Ein Dorf, das sich dem Tempo des Sees fügt Fischerhafen, Villengärten und ein Burgfels über der Seegabelung
Varenna war über Jahrhunderte ein Dorf der Fischer und Steinmetze. Vom winzigen Hafenbecken der Riva Grande zogen die Boote zum Fang von Agone und Egli hinaus, deren getrocknete Form – die Missoltini – bis heute auf den Speisekarten des Ortes steht. Die Häuser drängen sich in Contrade genannten Gassenzügen den Hang hinauf, verbunden durch Treppen, die so schmal sind, dass sich zwei Menschen kaum begegnen können. Oben öffnet sich die Piazza San Giorgio mit der gotischen Pfarrkirche und dem romanischen Baptisterium San Giovanni Battista, einer der ältesten Kirchen am See.
Im 19. Jahrhundert entdeckten Adel und Großbürgertum das Dorf – und hinterließen die beiden Anwesen, die Varenna bis heute prägen: die Villa Monastero, aus einem Zisterzienserinnenkloster zur Sommerresidenz gewachsen, deren botanischer Garten sich fast zwei Kilometer am Ufer entlangzieht, und die benachbarte Villa Cipressi mit ihren terrassierten Gärten, die heute als Hotel geführt wird. Hoch über beiden hält der Castello di Vezio Wache, ein mittelalterlicher Wachturm, der der Überlieferung nach auf die Langobardenkönigin Theodelinda zurückgeht.

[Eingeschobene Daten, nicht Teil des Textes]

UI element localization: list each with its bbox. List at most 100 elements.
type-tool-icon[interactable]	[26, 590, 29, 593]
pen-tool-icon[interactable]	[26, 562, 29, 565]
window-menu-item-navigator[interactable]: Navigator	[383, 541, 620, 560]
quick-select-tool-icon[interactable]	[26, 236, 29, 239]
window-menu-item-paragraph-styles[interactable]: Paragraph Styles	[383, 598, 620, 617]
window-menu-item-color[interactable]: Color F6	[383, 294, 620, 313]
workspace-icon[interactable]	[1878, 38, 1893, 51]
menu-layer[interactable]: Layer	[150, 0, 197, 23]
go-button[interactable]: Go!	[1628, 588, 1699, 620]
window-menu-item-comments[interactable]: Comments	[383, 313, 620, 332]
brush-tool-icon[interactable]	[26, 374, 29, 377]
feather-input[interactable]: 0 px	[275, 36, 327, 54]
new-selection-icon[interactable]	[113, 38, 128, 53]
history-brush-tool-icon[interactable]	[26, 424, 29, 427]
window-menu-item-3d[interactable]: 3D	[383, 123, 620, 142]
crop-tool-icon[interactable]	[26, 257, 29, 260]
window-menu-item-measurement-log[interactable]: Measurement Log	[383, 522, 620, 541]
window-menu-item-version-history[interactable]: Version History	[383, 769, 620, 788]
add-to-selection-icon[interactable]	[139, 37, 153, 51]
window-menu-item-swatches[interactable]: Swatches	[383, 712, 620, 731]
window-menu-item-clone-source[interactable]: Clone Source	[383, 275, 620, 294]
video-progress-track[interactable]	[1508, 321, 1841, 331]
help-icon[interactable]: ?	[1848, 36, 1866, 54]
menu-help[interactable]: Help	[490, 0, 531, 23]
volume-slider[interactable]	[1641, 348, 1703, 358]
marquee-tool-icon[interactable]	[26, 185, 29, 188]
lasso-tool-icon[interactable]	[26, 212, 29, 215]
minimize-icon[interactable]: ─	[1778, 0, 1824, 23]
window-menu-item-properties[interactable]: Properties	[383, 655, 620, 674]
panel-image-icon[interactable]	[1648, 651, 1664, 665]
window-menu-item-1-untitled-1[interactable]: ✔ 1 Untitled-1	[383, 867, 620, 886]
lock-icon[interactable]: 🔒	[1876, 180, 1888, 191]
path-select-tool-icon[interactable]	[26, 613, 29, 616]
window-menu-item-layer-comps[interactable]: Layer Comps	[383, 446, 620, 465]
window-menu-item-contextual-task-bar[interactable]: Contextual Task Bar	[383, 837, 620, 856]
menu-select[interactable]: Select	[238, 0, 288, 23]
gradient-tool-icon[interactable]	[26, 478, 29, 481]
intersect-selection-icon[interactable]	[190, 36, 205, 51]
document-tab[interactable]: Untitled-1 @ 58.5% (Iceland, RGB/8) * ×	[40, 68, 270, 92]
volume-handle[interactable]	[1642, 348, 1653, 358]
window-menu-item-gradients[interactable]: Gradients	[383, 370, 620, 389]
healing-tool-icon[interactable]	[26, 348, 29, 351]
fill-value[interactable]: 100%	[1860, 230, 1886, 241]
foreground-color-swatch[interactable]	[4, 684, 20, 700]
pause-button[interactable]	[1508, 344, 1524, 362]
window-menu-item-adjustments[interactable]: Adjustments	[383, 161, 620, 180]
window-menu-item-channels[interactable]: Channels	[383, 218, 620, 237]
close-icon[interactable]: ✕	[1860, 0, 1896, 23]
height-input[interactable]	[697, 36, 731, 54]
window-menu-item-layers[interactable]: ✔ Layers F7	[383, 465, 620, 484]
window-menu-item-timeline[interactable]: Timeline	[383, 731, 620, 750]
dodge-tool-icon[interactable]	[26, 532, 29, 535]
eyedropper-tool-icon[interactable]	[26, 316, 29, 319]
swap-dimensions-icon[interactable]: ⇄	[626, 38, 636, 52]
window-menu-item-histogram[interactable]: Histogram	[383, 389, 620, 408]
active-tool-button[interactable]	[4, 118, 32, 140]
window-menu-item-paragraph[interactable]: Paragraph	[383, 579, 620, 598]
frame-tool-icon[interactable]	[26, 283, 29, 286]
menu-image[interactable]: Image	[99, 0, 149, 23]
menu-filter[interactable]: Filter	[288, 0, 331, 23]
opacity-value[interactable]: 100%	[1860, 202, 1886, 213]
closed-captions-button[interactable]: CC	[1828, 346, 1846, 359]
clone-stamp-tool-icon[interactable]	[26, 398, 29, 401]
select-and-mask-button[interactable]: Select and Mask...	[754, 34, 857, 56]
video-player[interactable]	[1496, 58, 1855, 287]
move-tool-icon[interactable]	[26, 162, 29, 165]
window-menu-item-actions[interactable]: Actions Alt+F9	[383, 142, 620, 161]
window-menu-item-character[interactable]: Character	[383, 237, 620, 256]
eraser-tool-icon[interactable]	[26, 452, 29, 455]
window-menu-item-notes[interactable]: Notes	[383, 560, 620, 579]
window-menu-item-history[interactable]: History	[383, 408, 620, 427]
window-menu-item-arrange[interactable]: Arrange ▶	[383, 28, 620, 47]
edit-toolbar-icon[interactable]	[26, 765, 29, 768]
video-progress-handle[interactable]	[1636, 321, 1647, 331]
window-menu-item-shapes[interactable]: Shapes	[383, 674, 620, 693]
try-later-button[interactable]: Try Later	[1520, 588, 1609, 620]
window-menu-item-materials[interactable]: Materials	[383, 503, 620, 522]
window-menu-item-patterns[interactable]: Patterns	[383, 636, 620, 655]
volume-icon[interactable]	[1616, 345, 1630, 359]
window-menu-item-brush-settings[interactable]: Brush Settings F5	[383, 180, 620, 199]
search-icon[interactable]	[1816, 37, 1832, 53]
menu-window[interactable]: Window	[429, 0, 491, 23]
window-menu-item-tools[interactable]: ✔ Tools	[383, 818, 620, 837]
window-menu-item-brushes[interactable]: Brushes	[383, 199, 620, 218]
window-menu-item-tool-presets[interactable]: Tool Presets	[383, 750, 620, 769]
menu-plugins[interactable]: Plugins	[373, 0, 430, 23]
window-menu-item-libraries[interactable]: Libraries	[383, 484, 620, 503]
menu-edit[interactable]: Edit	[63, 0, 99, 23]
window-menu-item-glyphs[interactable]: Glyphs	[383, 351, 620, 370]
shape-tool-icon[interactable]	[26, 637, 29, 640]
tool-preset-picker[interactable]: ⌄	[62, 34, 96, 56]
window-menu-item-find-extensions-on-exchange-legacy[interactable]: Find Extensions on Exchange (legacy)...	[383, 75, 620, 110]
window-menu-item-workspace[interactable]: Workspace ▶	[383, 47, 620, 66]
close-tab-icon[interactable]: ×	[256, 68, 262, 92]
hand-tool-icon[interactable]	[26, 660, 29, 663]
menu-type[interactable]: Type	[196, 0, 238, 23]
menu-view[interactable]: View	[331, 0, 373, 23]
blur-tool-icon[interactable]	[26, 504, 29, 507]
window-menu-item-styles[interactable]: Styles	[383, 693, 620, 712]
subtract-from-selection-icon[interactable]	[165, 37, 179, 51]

Das heutige Varenna lebt vom Rhythmus der Fähren: Tagsüber spülen die Schiffe aus Bellagio und Menaggio Besucher an den Anleger von Olivedo, abends kehrt die Stille zurück. Genau dann zeigt das Dorf sein wahres Gesicht – beim Aperitivo an der Riva Grande, beim Abendessen in einer Gasse, in der nur noch das Besteck klappert, und auf der Passeggiata, wenn die Lampen über dem Wasser angehen. travelperfect empfiehlt deshalb: mindestens eine Nacht bleiben, besser zwei.